In simple terms, this means that the HTTP Connector is exposed to clients, while the AJP is used internally between the webserver (e.g., Apache HTTPD) and the Apache Tomcat server (illustrated in Figure 1). AJP is implemented as a module in the Apache HTTP Server, represented as mod_jk or mod_proxy_ajp. The bottom line is that AJP is not, by nature, exposed externally. This is important to point out, as it’s one of the prerequisites for the RCE scenario.
GHOSTCAT is a LFI(Local File Inclusion) vulnerability It’s not a RCE(Remote Code Execution) by default There are some circumstances which made it RCE
CIRCUMSTANCES THAT CAN MAKE GHOSTCAT A RCE
The web application needs to allow file upload and storage of these uploaded files within the web application itself and combined with the ability to process a file as a JSP
João Matos, a well-known security researcher from Brazil, identified the prerequisites needed for Ghostcat to become an RCE
Upload files via an APP feature. This first prerequisite means that an application with a file upload feature should already be installed in the system for the RCE to be possible. If this is the case, it would be more convenient for a potential attacker to use the web application itself with a file upload vulnerability to upload a malicious web shell file. The need to interpret the file as JSP would only arise in cases where the upload vulnerability restricts certain file extensions such as JPG or TXT.

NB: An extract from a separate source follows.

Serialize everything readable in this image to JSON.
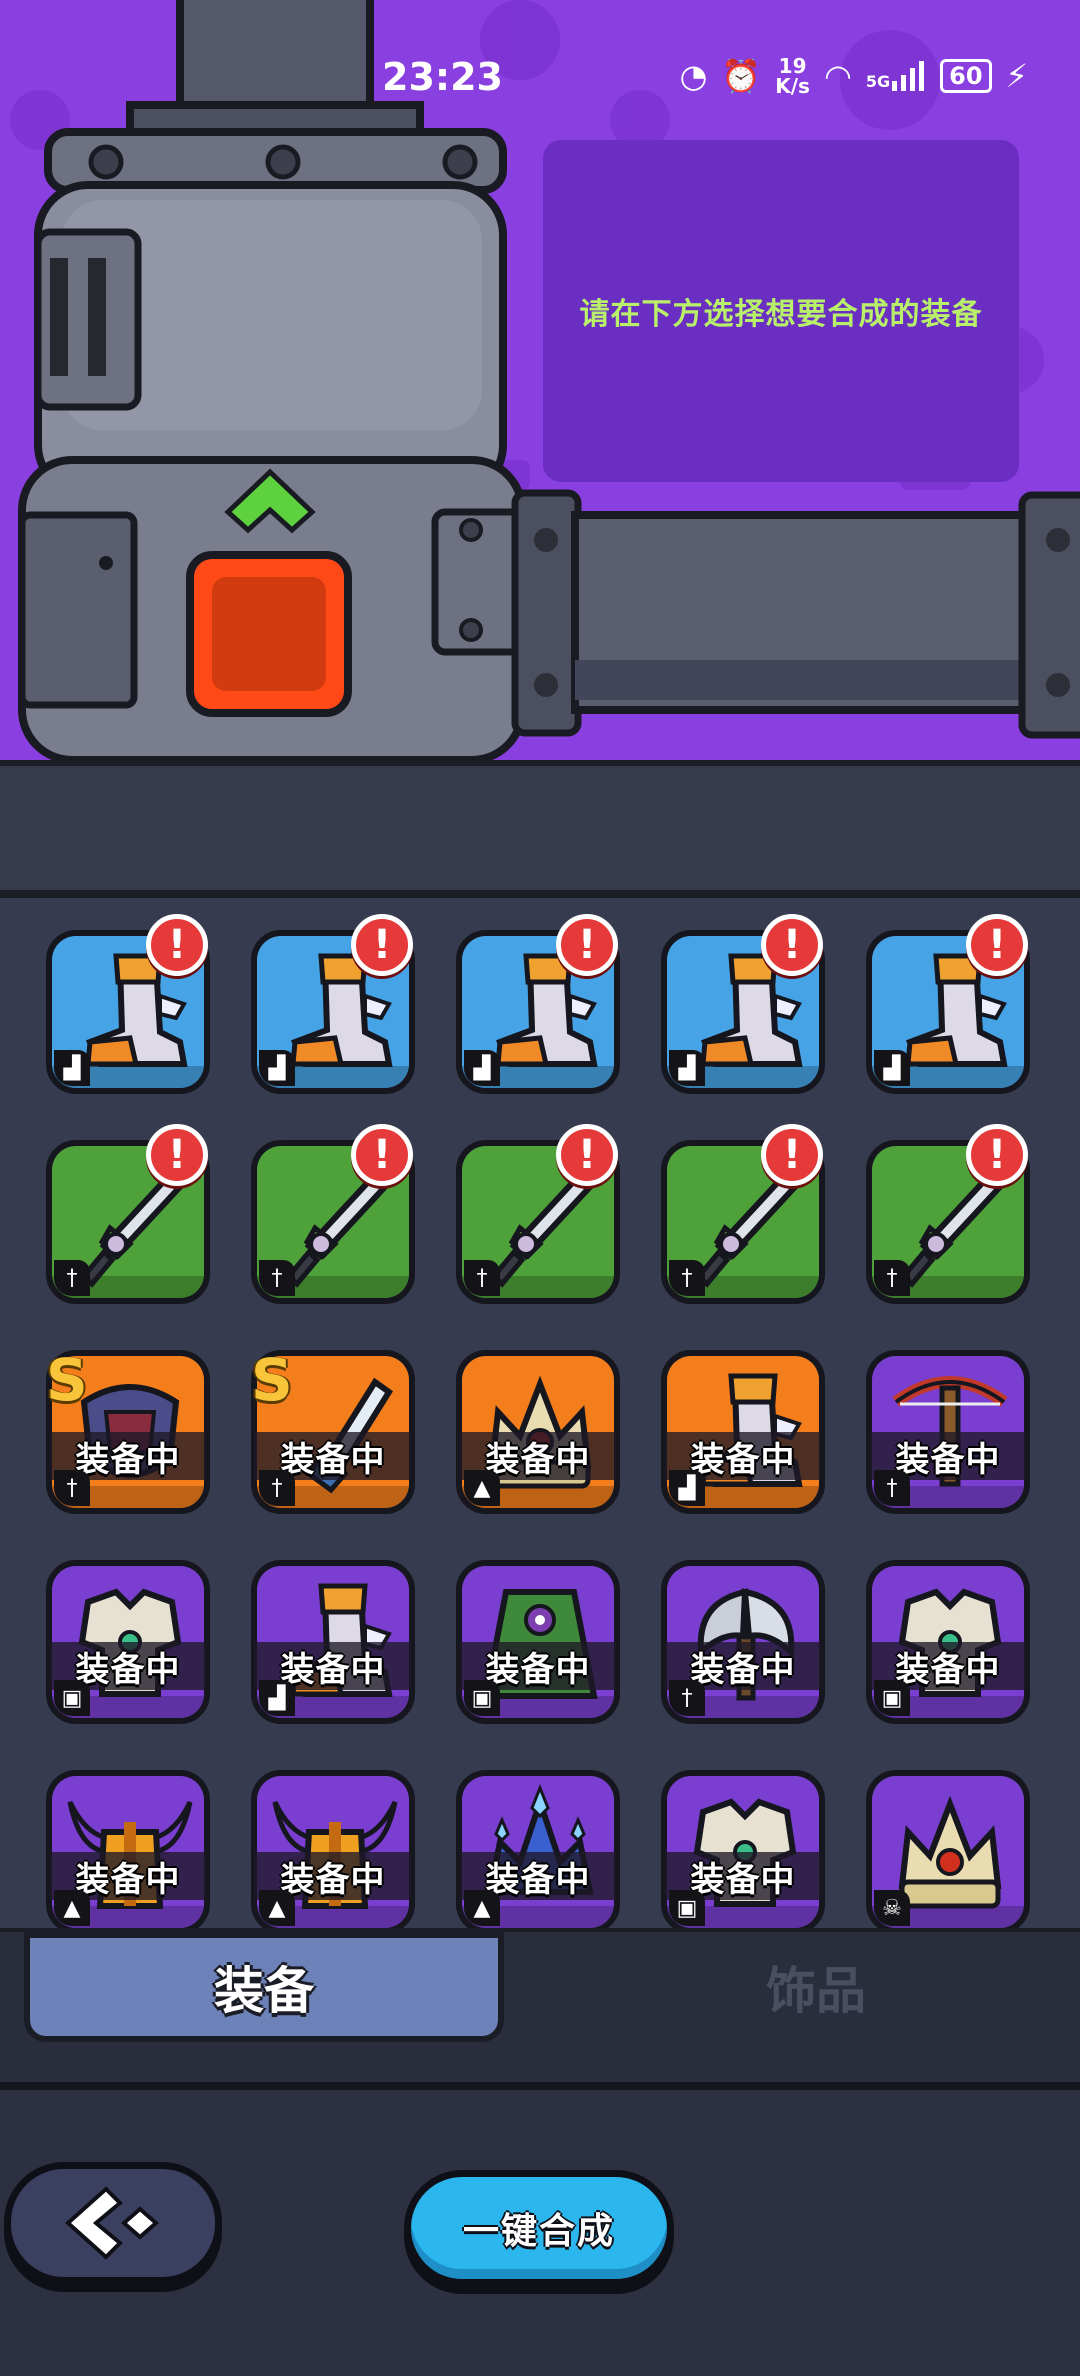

These files are saved inside the document root. Once an attacker has compromised the application and was able to upload the malicious file, the files would need to be saved inside the application root folder. This prerequisite by itself is unlikely or difficult to orchestrate for two reasons: 1) It is uncommon in Java applications to save files in its application root folder; and 2) the application root folder is transitory, so this folder is completely overwritten whenever a new version of the application is deployed.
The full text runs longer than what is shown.